For SAP the goal is to expose more users to its software, which creates opportunities for more license revenue and adjunct applications. "There are various ways to monetize it," says Agassi.
He describes the partnership as an "industry changing event" (aren't they all?) that will raise customer's expectations.
Indeed, it may change the approach that some of its competitors take. SG Cowen, in a research note, says the deal "should strengthen SAP's leadership in enterprise resource planning [software] against Oracle/PeopleSoft."
The firm also notes the deal suggests Microsoft will stay focused on small and medium-sized businesses for its own enterprise applications. Competitors and some industry analysts have speculated that, despite Microsoft's assertions to the contrary, the company would eventually target large customers.
The companies also say the product will realize their vision for "Web services as the foundation for the next generation of enterprise software." The product will utilize SAP's platform for services-oriented architecture as well as Microsoft's .Net Web services platform.
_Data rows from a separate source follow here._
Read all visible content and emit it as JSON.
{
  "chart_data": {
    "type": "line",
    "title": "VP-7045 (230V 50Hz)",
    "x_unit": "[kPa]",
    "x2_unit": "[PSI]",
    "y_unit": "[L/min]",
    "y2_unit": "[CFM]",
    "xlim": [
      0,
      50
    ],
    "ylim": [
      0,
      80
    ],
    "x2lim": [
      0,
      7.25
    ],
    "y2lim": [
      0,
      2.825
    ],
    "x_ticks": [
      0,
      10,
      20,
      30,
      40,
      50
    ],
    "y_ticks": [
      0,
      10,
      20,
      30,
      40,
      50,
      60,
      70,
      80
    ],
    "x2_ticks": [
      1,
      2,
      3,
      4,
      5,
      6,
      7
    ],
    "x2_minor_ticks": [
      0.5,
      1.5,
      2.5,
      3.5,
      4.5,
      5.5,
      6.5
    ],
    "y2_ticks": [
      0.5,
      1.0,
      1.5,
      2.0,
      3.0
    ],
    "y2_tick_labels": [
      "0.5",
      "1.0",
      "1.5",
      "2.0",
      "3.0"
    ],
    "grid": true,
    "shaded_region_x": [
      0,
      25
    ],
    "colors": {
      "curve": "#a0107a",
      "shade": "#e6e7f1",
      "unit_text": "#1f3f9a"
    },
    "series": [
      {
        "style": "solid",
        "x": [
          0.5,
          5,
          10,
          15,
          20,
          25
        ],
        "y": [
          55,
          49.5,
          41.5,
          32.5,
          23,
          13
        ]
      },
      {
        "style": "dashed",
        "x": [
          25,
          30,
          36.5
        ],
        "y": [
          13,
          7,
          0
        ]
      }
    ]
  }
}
This provides a way for both companies to compete more effectively with IBM (nyse: IBM - news - people ) for dominance in the new world of Web services. IBM and SAP are already close partners. Just this week they unveiled plans to co-develop a version of IBM's DB2 database for SAP applications.
Still, SAP's partnership with Microsoft can't be sitting well with IBM executives. After all, Office and Windows keep Microsoft's extraordinarily profitable engine humming. And remember that IBM itself came out with a product called Workplace which was intended in part to crimp the dominance of Office.
The SAP/Microsoft partnership provides an opportunity for other software developers to write programs for the NetWeaver and .Net platforms.
The news today will likely drive other enterprise software companies to collaborate and even merge, because they will have to take cover against an increasingly consolidating marketplace.